“No human can calculate patterns from large databases in their head. If we want humans to make data-driven decisions, machine learning can help with that,” Cynthia Rudin explained regarding the opportunities that artificial intelligence (AI) presents for a wide range of issues, including criminal justice.
On November 15th, Rudin, Duke professor of computer science and recipient of the 2021 Squirrel AI Award for Artificial Intelligence for the Benefit of Humanity. joined her colleague Brandon Garrett, the L. Neil Williams, Jr. Professor of Law and director of the Wilson Center for Science and Justice, for “The Equitable, the Ethical and the Technical: Artificial Intelligence’s Role in The U.S. Criminal Justice System.” The panel was moderated by Nita Farahany, the Robinson O. Everett Professor of Law and founding director of Duke Science & Society. At the event, there was representation from numerous House and Senate congressional offices as well as the Departments of Transportation and Justice, National Institutes of Health (NIH), American Association for the Advancement of Science (AAAS) and the Duke community.
Rudin started off the conversation by providing listeners with a simple definition, “AI is when machines perform tasks that are typically something that a human would perform.” She also described machine learning as a type of “pattern-mining, where an algorithm is looking for patterns in data that can be useful.” For instance, an algorithm can analyze an individual’s criminal history to identify patterns and could be used to help predict whether that person is more likely to commit a crime in the future.
Garrett added that AI applications pose a potential solution for human error – we can be biased, too lenient, too harsh, or “just inconsistent” – and these flaws can be exacerbated by time constraints and other factors. When it comes to AI in the criminal justice system, an important question to consider is whether AI has the potential to provide “better information to inform better outcomes” and better approaches to the criminal system, especially considering the presence of racial disparities.

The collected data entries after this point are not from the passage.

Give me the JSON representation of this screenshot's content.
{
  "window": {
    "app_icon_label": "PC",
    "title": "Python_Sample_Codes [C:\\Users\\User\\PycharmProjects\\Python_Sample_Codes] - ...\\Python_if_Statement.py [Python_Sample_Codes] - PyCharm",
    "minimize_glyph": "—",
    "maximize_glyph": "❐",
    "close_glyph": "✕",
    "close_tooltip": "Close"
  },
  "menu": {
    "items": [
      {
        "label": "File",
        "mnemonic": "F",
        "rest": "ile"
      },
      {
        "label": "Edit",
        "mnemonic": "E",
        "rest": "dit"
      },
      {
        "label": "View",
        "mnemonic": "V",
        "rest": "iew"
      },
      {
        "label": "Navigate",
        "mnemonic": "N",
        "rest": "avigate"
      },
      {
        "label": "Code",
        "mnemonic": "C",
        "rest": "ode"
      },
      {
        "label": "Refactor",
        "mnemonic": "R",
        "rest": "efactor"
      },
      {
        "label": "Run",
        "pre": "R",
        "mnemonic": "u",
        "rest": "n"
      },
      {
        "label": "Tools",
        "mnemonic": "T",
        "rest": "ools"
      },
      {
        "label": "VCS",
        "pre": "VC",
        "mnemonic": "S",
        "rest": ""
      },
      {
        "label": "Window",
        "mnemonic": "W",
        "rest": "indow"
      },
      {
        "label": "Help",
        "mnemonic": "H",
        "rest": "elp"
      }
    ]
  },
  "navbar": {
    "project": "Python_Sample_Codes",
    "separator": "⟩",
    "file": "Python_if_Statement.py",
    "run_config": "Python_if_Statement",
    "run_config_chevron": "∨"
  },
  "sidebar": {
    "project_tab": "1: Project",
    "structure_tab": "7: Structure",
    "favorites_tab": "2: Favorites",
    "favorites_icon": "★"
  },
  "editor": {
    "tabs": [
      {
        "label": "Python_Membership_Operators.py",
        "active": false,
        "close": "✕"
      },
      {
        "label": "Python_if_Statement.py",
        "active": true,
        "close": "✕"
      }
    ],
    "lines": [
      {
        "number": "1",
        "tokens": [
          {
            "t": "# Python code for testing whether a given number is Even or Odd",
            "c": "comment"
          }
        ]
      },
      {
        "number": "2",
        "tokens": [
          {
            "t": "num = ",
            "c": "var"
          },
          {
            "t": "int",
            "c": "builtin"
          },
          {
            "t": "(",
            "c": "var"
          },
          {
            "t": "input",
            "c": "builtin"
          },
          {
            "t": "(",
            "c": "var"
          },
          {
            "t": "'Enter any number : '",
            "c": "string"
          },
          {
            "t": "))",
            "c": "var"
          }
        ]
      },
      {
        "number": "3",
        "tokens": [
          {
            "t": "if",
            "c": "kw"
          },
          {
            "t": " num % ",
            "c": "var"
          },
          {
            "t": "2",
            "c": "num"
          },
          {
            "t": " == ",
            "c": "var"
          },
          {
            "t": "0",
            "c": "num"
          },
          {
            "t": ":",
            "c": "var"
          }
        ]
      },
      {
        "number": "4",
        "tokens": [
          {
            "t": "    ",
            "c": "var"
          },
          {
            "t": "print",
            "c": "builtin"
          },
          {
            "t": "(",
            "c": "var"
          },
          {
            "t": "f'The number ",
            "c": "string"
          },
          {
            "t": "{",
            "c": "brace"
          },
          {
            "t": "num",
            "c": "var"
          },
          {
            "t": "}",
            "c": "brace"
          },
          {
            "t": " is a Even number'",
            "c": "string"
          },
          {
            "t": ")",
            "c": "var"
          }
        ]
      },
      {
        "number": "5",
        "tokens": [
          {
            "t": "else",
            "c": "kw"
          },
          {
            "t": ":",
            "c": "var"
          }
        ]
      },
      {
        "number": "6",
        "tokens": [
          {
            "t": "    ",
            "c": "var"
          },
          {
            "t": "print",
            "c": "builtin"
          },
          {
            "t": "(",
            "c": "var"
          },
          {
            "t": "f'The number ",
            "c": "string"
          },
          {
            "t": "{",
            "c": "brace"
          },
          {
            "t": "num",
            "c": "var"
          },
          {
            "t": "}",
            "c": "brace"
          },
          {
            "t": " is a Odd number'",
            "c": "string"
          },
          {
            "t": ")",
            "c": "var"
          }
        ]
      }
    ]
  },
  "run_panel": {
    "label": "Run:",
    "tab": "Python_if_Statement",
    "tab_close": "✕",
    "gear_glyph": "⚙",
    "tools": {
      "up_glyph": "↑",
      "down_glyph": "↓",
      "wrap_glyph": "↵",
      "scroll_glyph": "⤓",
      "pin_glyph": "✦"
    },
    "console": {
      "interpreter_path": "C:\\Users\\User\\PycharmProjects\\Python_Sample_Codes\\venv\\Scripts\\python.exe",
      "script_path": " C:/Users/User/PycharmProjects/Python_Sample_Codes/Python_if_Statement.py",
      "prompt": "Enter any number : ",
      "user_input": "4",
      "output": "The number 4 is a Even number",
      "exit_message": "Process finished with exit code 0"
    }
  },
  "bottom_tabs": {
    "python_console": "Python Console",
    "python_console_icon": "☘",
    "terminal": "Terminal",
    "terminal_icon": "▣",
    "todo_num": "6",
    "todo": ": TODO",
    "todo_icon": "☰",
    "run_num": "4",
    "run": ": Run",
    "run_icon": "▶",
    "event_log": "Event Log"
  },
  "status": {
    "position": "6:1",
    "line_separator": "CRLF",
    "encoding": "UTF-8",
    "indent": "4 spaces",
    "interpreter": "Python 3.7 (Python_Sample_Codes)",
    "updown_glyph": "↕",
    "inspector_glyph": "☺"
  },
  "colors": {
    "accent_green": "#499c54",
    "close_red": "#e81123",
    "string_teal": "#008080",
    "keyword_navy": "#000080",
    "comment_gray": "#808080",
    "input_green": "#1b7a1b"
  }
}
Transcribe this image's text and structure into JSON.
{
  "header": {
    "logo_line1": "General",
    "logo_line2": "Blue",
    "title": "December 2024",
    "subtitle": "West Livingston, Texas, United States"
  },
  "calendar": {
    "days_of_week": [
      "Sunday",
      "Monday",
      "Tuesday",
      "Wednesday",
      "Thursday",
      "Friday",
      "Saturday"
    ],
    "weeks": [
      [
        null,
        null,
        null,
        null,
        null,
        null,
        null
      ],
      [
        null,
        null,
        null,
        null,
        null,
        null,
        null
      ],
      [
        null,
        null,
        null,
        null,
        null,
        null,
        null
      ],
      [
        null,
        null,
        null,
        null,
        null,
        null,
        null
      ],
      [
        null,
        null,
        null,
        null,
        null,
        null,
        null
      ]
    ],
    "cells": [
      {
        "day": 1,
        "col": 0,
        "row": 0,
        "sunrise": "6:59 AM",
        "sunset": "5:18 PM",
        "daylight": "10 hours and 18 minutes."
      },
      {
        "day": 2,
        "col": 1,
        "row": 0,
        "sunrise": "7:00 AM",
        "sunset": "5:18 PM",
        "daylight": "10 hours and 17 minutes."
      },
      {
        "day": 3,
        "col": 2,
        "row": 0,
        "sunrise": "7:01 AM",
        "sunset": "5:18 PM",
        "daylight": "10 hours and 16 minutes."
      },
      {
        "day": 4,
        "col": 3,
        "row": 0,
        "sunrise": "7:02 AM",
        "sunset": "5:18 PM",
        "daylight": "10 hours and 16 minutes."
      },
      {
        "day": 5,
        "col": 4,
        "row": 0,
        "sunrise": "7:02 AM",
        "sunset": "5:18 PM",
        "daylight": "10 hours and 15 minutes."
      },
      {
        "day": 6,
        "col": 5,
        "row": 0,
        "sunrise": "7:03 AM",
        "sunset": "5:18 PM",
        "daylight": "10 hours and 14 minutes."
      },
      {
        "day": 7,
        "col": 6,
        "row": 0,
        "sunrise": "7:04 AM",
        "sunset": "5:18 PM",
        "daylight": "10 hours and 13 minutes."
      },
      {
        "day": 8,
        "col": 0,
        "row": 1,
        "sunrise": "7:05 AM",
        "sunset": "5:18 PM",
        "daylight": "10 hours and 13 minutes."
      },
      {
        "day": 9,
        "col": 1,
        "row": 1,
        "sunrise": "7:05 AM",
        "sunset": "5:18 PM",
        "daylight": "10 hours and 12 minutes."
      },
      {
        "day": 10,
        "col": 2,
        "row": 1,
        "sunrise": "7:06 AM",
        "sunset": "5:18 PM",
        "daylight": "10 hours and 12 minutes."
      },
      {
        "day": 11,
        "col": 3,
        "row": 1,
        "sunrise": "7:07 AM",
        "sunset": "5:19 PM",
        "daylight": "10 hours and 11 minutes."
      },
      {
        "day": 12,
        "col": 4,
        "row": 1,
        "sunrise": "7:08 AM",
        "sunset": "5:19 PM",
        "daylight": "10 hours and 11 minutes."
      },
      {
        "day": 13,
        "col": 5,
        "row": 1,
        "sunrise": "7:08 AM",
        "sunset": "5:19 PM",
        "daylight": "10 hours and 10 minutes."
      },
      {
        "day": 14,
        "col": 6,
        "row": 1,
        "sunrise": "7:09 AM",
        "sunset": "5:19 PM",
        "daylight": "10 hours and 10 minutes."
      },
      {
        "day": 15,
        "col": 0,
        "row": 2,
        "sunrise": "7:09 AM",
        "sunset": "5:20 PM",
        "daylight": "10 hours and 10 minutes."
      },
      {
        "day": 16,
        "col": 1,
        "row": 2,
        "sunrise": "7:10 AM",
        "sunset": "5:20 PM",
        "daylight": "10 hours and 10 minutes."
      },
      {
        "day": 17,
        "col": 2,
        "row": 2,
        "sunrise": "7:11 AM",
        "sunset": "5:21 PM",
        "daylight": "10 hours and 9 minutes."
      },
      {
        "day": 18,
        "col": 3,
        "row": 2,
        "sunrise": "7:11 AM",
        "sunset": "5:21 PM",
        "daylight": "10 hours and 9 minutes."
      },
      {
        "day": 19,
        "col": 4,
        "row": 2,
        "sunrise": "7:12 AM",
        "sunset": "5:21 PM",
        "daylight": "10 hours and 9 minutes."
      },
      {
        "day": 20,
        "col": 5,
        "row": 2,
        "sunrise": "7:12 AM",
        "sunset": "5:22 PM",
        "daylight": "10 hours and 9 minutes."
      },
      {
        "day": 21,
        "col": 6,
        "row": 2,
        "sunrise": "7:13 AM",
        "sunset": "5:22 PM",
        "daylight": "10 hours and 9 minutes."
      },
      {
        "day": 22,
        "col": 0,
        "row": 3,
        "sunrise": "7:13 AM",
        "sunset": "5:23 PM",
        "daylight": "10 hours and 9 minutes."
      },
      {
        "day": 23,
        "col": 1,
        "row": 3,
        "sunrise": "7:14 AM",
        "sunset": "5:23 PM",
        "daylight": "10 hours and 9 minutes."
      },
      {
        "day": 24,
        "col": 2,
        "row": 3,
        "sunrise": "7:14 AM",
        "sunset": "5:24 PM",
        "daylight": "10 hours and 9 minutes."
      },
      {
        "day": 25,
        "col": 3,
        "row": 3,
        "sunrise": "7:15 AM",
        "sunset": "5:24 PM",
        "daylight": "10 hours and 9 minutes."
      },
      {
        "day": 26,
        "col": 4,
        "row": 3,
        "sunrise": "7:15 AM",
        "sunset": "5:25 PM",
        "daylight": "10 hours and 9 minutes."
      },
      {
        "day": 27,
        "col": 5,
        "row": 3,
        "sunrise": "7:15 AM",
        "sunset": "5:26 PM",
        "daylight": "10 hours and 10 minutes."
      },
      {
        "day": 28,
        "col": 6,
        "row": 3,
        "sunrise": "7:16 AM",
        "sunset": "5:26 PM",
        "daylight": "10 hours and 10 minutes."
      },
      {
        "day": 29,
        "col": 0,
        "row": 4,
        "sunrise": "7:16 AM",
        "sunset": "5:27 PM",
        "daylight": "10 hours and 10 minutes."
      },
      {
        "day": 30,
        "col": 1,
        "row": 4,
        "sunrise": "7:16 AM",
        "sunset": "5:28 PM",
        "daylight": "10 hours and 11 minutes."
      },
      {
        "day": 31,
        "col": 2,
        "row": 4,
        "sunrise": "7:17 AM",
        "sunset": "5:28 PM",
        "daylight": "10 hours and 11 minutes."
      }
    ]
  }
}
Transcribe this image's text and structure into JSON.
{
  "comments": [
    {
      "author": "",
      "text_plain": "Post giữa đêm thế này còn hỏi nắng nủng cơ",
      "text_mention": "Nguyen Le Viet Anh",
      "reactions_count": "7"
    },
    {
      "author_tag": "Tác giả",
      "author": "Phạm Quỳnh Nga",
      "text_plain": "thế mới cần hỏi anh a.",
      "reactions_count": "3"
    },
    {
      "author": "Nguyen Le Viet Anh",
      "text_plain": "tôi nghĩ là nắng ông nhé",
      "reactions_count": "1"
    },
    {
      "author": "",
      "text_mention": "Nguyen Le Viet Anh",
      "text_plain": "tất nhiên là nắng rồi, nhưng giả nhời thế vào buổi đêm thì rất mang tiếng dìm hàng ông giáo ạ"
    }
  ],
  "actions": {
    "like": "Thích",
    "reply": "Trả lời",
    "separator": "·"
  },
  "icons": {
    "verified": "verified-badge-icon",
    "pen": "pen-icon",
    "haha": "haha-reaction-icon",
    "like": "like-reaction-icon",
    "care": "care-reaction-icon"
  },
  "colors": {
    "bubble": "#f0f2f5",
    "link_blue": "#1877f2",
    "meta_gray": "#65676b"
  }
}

However, applying AI tools to the criminal justice system should not be taken lightly. “There are a lot of issues that we need to take into account as we are designing AI tools for criminal justice,” said Farahany, “including issues like fairness and privacy, particularly with biometric data since you can’t change your biometrics, or transparency, which is related to due process.”
What does it mean for an algorithm to be fair? Rudin estimated that about “half the theoretical computer scientists in the world are working to define algorithmic fairness.” So, researchers like her are looking at different fairness definitions and trying to determine whether the risk prediction models being used in the justice system satisfy those definitions of fairness.
When it comes to facial recognition systems there is “generally a tradeoff between privacy, fairness and accuracy,” Rudin stated. When software searches the general public’s pictures, it invades individual privacy, however, because the model collects pictures of everyone, it’s extremely accurate and unbiased. Similarly, Garrett noted that the federal government is a heavy user of facial recognition technologies and there is no law that regulates it, pointing to the federal FACE database. “One would hope that the federal government would be a leader in thinking carefully about those issues and that hasn’t always been true,” however, he also praised the National Institute of Standards and Technology (NIST) and Army Research Lab for their work in the space.
Throughout the conversation, the speakers emphasized the importance of transparency and interpretability, as opposed to “black box AI” models.
“A black box predictive model,” said Rudin, “is a formula that is too complicated for any human to understand or it’s proprietary, which means nobody is allowed to understand its inner workings.” Likening the concept to a “secret sauce” formula, Rudin explained that many people believe that, due to its secretive nature, black box AI must be extremely accurate. However, she pointed out the model’s limitations and occasional inaccuracies, whereas interpretable and “understandable to humans” models can perform just as well.
“Interpretation also matters, because we want people like judges to know what they are doing,” explained Garrett, “and if they don’t know what something means, then they may be a lot less likely to rely on it.”
In the discussion, Garrett also gave his thoughts about legislation currently being considered in Congress. He mentioned the recently introduced Justice in Forensic Algorithms Act, which seeks to allocate additional resources to NIST. Regarding the legal landscape of AI and criminal justice, he recommended that the federal government provide “resources for NIST to be doing vetting and auditing of these technologies, and they should not be black box, they should be interpretable and all of that information should be accessible to all of the sides – the judge, prosecution and defense – so that they can understand the results that these technologies are spitting out and so they can be explained to jurors and other fact finders.”